The River & The Great Divide

This one I was going to hide. Ignore. Sweep under the rug. In fact, I was so intent on not sharing (admitting?) it, I didn’t even tell my mom or sister. Unheard of. That should’ve been my first clue.

I’m doing my first online Bible Study of the book Am I Messing Up My Kids? by Lysa TerKeurst. I have my morning quiet time, read a chapter, and study things like working on turning my emotions over to the Lord, praising God and making choices that honor Him. It sets a wonderful tone for my day and fills me with hope and affirmation for the mom I am now, and the one I hope to become.

So this time, I figured I’d just keep the incident to myself. You know, pray about it, journal about it, work through it myself.

Just keep it between me and God.

Monday we returned from our family vacation to Whistler. It’s a place we’ve all come to love, majestic in its beauty, a place where I powerfully—and without a doubt— feel the closeness of God. In the shimmering of the trembling aspens. The heights of the snow-capped mountains. The crisp clearness of the lakes. One of our favorite things to do is stand on the wooden bridge over the Fitzsimmons Creek, admiring the water below us. The strength of the current. The booming of the water. It’s more than a meandering creek, it’s a rushing river. My boys also love to throw rocks from the river beds. We wonder about how strong it is. What would happen if we fell in? Could we walk across? Would we even be able to stand? Would it carry us away to the ocean?
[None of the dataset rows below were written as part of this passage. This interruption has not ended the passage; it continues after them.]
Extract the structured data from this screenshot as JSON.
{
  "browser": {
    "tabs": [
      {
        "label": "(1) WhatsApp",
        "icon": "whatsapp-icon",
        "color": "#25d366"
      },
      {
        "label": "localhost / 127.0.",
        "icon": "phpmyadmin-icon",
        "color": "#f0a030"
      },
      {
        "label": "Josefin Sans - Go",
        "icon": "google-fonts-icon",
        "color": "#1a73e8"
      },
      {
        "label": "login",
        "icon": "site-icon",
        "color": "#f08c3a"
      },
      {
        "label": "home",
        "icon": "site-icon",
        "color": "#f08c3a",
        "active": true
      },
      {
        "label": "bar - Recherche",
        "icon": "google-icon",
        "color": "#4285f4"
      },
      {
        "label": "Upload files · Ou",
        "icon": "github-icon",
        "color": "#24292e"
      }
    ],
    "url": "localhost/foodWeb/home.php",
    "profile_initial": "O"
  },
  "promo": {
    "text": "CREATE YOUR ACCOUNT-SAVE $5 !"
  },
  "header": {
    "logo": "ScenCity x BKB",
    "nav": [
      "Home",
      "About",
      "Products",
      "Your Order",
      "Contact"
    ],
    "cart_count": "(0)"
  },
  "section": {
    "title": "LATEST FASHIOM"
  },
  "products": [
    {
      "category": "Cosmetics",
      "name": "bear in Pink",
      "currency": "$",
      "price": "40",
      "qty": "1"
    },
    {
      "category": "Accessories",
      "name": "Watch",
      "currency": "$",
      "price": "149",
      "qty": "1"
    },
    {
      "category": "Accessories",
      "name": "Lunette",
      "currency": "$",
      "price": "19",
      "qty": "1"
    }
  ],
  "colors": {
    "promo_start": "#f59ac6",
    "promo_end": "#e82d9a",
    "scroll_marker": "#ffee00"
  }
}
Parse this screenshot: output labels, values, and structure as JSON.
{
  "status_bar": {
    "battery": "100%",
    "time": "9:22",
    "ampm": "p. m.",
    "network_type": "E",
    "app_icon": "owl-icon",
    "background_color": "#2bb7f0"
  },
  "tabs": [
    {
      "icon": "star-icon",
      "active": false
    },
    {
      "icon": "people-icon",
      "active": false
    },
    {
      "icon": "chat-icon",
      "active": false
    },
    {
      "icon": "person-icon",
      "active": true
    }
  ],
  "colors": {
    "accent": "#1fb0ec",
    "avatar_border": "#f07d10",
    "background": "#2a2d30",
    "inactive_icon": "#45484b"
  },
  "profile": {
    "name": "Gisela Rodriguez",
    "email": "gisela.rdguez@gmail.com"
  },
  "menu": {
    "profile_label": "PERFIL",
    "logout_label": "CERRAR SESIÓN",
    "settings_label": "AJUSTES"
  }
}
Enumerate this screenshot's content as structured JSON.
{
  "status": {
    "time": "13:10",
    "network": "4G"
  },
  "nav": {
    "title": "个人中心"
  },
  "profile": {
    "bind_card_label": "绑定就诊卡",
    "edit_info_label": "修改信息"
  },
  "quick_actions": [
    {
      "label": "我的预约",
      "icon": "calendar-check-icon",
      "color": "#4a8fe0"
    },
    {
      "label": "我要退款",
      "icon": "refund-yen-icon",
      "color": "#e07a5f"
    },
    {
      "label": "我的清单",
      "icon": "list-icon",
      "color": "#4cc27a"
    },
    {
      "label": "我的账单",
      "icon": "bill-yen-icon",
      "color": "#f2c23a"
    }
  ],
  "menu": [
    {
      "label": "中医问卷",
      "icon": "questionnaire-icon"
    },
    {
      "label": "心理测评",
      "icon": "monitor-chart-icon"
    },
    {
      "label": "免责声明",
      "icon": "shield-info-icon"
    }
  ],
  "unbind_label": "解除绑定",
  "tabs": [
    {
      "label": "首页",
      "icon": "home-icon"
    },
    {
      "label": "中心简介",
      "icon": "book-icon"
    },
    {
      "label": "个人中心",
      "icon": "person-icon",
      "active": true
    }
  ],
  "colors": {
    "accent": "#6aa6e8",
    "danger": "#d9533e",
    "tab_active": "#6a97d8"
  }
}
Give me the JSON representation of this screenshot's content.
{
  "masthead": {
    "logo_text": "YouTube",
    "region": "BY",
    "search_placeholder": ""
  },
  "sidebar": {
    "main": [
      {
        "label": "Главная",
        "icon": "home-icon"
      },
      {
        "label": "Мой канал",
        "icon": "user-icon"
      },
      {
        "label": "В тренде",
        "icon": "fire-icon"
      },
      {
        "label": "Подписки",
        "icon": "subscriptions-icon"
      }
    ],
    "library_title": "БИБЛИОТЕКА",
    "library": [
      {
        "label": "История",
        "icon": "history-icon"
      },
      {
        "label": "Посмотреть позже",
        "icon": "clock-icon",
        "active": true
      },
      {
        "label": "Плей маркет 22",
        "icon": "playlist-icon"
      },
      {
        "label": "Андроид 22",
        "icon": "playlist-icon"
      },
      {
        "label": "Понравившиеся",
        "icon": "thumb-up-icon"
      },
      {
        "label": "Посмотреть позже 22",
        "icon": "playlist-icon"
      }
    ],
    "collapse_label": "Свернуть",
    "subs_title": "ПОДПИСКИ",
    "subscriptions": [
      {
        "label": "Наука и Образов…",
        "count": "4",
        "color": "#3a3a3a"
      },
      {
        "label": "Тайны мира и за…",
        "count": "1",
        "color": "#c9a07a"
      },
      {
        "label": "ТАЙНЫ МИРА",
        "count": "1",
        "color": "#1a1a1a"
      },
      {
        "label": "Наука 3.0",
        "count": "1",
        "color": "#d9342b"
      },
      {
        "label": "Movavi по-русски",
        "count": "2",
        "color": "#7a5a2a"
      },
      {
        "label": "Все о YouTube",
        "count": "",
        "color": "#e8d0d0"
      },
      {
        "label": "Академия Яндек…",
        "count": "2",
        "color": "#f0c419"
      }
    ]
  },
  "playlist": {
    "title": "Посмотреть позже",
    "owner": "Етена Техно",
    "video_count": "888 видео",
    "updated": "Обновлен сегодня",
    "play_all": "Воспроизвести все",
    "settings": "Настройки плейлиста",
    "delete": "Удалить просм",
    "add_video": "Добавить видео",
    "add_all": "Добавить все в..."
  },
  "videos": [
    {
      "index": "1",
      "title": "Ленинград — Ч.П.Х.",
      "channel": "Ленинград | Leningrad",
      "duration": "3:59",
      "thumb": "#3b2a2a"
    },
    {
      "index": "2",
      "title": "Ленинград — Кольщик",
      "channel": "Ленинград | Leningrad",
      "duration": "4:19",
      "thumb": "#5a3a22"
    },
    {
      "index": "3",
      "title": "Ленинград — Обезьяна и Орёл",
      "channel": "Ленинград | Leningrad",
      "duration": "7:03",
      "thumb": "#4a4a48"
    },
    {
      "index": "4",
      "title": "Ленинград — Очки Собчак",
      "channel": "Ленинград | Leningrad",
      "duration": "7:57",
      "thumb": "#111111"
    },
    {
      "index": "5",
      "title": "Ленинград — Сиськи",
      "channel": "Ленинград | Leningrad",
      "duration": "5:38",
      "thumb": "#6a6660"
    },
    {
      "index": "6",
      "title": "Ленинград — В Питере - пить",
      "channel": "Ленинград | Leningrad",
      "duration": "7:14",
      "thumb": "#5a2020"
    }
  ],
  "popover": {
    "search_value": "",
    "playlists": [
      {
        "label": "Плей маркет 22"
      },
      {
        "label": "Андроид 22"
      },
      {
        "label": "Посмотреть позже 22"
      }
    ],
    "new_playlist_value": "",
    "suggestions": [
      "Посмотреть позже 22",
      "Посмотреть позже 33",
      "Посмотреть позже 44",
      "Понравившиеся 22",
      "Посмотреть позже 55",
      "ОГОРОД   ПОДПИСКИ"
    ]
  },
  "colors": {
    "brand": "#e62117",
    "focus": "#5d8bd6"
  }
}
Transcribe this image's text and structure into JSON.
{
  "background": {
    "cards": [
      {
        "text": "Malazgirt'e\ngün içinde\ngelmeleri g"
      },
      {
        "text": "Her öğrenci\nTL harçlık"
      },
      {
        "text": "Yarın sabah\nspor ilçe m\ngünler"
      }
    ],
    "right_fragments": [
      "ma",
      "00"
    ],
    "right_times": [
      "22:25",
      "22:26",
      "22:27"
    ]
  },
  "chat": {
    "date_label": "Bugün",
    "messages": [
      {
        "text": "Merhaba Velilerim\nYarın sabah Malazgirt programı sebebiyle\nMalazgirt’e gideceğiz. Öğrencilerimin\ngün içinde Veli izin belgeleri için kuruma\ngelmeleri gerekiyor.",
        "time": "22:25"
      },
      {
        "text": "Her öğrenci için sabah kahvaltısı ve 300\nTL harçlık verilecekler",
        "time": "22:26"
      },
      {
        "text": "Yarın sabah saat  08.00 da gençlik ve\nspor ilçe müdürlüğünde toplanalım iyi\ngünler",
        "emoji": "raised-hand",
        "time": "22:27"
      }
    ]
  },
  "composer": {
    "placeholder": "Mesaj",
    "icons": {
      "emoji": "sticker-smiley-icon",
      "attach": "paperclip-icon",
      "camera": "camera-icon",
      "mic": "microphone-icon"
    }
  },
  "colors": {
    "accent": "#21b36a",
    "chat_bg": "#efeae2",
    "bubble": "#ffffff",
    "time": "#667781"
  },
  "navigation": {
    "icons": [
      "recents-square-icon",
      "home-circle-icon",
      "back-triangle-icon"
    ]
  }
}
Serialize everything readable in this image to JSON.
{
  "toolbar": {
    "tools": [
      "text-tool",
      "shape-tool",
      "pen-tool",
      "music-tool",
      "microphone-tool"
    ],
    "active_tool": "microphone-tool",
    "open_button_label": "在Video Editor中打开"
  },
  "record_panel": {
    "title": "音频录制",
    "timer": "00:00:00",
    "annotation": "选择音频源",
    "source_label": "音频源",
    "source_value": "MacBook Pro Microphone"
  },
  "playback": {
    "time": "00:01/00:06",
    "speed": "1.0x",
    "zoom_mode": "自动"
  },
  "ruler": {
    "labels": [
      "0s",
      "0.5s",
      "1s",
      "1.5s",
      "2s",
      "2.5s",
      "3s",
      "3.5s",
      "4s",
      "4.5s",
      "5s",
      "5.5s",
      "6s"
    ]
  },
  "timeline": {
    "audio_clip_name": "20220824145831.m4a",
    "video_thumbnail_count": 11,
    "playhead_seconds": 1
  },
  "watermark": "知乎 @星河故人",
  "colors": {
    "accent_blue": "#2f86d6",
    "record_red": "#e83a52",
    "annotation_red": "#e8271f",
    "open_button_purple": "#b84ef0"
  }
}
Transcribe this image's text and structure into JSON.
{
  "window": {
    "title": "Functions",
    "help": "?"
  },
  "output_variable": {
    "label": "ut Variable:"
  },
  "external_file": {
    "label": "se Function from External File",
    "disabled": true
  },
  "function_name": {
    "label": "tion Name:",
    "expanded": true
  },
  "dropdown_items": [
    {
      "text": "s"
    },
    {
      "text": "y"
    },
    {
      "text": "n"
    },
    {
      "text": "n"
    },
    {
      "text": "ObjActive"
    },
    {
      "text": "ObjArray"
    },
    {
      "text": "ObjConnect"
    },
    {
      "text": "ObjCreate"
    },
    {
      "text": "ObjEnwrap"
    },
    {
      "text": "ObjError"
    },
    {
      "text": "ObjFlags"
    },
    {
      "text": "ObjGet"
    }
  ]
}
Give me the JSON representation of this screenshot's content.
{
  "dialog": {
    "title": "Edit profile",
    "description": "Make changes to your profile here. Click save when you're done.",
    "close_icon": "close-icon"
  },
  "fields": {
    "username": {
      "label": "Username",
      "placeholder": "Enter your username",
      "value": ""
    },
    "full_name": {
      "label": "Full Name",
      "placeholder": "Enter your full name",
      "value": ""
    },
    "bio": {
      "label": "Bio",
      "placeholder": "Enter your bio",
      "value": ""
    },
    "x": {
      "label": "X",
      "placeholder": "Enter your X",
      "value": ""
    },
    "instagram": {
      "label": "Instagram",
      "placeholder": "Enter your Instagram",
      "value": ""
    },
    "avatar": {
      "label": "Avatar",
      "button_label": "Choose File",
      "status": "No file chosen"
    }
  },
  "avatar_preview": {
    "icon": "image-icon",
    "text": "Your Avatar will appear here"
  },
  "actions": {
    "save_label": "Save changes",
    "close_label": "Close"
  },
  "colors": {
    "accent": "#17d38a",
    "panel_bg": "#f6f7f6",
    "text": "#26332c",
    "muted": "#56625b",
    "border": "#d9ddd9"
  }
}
Yesterday started out pleasantly enough. My 11-year-old wanted to use a gift card and some of his birthday money to buy some more storage space for his Xbox 360. He was thinking about forty bucks. We drove to the video game store and, to our dismay, learned that a 250 mb refurbished hard drive was $99. We decided to contemplate our options and left. He started to weigh if it was worth that kind of money. Would he just wait til Christmas? How could he download the game he wanted to play with his friends? What to do? Over and over he pondered the questions, and then decided to delete everything on his hard drive to make room for this one game. He sat in the Xbox room, deleting games, as I googled Xbox storage.

And this is where I got swept up in the current of his crisis.

I am determined to find an answer. Solve. Fix. Figure out. Is there another way besides spending $99?

I call the store to find out about using a flash drive as storage. Yes, it can be done! We simply need to format it. It’s brilliant! We have one! Problem solved! I’ve done it.

It’s like I am being pulled along, unable to stop, flailing. I’ve lost my balance. I am swirling in this fierce river.

I reach down to look for the USB drive on the Xbox. I thought my son was still deleting games. No. He’s playing one. His favorite. I jar the box. The disc starts making a terrible sound. Spinning. Crunching almost.

My son ejects the disc, which is covered with scratch after scratch. Rings of them.

“You ruined my favorite game,” he cries. To make matters worse, his friend is there.

I am under water now. I can’t get my footing. I rush away downstream. Help….

I ask him to come into our bedroom.

I quietly try to explain that I was just trying to help. I am seething with anger.

It’s ruined. It’s ruined.

I grab the disc and, like a child throwing a temper tantrum who seems to say, “You want to see ruined?” I bend it in half and throw it across the room.

He collapses against the wall, crumples really, whimpering with tears.

He is on one side of the bed, I am on the other.

Opposite banks.

I am now on one side of the raging river, and he’s on the other.

The water is too deep. Too strong. Too powerful.

I can’t reach him.

I literally feel sick. What have I done?

He returns to his friend. I soon hear them laughing and having fun.

Not me. I’m still sickened.

I look in the mirror and finally—finally—I do pray.

It was one of my lowest-feeling points as a mom.

Which, I realize, is exactly the reason I can’t hide it, just letting it wash away downstream.

As I’m learning through this study, it is through the sharing and talking about—through community—that the ugly loses its hold.

Because just like that river that can pull you under and whisk you away, that’s not what I remember it for.

I remember it for it’s awe-inspiring beauty as we admire and enjoy it as a family.